書物を著わすこと同様、あるいはそれ以上に、ウェブ・サイ
トを開設し継続することは充実を与えてくれます。私のサイ
トも次第に膨れ上がりました。その過程で「あなたのサイト
に宣伝掲載を望むお客さまがいらっしゃいます。あなたのご
返事がないのは単価にご不満があるのでしょう。ご希望の値
段を言って下さい」とか「大手の会社です。技術研究の言語
資料体としてあなたのサイトを使わせて下さい」などのメー
ルが舞い込み、密かに喜んでいる次第です。またMLで連載
して出版した本の書評が、新聞に載ったこともありました。
宣伝を掲載して収入を得る行為を、個人サイトに禁じている
プロバイダがあります。言語資料体の件は、「大切に扱いま
す」という言葉を質に即座に了解しました。新聞に載った書
評は、不思議なほど売り上げに響きませんでした。

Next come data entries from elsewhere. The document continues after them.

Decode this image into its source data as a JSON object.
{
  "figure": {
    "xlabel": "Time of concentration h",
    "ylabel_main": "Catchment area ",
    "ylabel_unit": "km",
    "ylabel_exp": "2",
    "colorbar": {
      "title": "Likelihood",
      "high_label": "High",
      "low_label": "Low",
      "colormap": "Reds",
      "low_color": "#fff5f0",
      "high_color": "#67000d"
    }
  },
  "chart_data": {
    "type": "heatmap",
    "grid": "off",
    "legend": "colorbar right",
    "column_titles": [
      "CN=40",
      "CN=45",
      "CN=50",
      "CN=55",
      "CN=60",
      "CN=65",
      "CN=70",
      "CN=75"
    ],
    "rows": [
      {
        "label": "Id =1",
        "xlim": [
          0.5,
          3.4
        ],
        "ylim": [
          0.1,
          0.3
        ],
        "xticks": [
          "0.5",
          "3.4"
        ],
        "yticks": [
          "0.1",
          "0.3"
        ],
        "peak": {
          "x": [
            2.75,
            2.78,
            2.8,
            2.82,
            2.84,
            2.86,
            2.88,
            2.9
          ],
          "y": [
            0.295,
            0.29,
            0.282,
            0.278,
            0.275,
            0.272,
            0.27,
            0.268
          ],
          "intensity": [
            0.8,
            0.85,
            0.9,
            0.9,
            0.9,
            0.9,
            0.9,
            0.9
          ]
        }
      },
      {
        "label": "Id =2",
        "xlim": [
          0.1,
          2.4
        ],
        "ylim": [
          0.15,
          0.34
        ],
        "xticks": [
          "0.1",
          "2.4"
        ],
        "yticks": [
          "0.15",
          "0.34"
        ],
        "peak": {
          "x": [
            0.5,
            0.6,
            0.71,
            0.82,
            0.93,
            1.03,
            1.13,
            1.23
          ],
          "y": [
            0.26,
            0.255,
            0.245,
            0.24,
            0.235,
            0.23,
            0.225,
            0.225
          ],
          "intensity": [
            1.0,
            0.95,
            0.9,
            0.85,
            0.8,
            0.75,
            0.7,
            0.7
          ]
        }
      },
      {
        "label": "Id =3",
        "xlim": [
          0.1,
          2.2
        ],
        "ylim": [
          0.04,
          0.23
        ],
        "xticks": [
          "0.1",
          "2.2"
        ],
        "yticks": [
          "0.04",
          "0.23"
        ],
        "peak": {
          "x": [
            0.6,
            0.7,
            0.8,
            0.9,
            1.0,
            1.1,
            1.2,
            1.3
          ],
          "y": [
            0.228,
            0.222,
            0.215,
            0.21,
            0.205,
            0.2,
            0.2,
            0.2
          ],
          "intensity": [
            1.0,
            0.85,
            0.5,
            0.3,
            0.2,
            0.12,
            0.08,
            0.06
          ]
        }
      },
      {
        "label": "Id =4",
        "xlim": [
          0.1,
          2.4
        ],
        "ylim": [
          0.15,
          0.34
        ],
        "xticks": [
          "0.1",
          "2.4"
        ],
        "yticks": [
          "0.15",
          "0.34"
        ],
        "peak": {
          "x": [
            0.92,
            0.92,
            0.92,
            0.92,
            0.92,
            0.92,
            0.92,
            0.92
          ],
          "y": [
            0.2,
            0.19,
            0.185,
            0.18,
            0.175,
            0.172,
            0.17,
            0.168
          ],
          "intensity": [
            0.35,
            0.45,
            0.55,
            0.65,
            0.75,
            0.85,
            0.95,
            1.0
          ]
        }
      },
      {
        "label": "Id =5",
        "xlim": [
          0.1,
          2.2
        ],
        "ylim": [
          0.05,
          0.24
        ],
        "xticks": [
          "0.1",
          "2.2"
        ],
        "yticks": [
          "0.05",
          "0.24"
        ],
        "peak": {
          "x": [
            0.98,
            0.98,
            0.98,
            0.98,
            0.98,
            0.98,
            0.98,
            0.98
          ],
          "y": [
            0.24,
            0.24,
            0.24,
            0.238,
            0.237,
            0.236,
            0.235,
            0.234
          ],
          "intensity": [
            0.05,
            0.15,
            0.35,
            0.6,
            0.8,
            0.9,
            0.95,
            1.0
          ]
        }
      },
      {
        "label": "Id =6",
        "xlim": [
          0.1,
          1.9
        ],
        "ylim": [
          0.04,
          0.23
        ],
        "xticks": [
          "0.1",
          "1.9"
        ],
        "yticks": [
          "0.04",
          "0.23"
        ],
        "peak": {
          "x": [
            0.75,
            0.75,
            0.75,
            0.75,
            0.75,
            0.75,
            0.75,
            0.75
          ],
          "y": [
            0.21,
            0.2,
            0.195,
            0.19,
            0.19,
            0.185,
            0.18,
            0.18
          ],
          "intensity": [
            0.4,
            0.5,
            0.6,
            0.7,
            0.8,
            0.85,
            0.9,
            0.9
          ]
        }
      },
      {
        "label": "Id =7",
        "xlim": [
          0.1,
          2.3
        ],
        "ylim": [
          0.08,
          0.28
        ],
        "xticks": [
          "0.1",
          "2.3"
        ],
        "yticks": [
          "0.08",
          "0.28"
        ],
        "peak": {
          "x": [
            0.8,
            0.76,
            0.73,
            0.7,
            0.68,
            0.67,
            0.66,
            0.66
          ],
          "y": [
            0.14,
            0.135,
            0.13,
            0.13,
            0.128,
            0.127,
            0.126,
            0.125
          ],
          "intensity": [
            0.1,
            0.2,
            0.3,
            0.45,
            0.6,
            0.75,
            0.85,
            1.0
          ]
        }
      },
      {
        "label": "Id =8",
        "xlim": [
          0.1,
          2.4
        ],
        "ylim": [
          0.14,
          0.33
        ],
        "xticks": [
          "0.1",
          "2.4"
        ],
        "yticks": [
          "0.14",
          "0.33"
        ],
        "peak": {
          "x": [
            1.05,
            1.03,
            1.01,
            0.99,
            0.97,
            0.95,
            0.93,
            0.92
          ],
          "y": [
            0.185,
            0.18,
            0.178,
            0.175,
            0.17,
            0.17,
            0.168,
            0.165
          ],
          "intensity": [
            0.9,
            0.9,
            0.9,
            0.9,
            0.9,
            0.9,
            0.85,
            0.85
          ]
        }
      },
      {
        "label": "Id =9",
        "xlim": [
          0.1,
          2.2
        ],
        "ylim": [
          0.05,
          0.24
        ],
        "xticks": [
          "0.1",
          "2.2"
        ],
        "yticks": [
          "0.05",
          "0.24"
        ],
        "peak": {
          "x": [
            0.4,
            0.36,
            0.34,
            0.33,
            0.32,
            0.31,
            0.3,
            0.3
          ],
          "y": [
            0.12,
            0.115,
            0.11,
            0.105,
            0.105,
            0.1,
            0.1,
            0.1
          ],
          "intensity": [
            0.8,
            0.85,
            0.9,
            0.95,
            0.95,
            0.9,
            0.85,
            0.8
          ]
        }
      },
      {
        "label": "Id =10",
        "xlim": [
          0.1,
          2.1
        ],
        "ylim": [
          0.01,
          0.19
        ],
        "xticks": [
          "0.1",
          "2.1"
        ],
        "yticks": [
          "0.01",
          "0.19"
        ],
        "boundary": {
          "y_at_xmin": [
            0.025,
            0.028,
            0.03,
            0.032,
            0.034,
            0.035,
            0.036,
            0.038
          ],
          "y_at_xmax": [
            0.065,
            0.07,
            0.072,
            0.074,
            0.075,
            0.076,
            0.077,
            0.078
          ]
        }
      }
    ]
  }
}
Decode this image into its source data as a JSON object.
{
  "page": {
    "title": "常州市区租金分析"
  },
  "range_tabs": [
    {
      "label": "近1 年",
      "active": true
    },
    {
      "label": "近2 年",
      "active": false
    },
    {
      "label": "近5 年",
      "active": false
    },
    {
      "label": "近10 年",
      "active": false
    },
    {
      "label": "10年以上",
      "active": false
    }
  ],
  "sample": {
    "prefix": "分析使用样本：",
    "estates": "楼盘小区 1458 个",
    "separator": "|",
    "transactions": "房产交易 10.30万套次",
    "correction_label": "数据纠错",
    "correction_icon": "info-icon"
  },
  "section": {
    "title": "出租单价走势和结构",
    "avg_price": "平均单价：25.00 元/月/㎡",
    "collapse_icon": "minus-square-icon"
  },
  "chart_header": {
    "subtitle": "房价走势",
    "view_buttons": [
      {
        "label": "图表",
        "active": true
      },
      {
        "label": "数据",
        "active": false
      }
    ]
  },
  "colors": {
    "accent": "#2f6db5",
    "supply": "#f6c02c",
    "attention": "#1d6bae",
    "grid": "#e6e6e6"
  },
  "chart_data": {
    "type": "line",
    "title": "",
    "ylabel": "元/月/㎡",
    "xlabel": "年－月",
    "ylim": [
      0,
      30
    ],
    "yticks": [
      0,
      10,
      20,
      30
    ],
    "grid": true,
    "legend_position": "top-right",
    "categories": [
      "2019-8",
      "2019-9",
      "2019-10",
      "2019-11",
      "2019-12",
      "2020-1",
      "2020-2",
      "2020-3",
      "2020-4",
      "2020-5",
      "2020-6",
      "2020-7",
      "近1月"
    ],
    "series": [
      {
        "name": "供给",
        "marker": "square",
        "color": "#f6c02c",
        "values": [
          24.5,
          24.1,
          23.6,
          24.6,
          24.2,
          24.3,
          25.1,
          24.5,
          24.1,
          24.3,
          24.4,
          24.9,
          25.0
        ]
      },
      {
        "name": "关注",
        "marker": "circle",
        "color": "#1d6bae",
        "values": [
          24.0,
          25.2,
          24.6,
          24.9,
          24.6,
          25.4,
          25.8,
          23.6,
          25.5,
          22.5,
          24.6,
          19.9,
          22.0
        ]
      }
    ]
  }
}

本の売れ
行きはともかく、多少とも外部からの働きかけを経験します
と、やはり表現における実生活の重みを、改めて認識させら
れます。それは例えば、個人名の電子メールで、投函者ご本
人の真摯な心情を目にするとき増幅されます。どうぞ皆さん
も実生活に軸足を置いたウェブ・サイトを開設して下さい。
サイトを開く場合、私は次の二点に留意しています。まず本
職を真似ないことです。行楽案内書はどれも似たもの、と言
える根拠があります。広大な森林を売り物にする公園を紹介
する際、限られた画像、限られた文章を、象徴としての森林
描写ではなく、公園の隅の水溜まりに出かけ、記者個人が執
着している水草一色で塗り潰した場合、その記者は先ず評価
されますまい。しかし、個人サイトでは、あえて本職の亜流
を選ぶ必然性はないですし、訪問者も、似たものに辟易する
より、市販の案内本では得られない情報が百通り、さらには
千通りある方を歓迎すると思います。今一つは実生活です。
やはり公園を紹介するとき、日々の生活と分離した公園です
と、それなりに下調べが必要で正確性も要求されます。とこ
ろがウェブ・サイトに限りませんが、紹介されている記事が
往々、研究者や主催者の「借り物」で、本人の身の丈の感想
や、足元の意見や、実生活の問題意識の見当らない例がある
のです。来訪者を意識する前に、先ず自己の総体の資料整理
から着手、本職の二番煎じにならないウェブ・サイトを、借
り物に埋没しない「表現」を試みられはいかがでしょうか。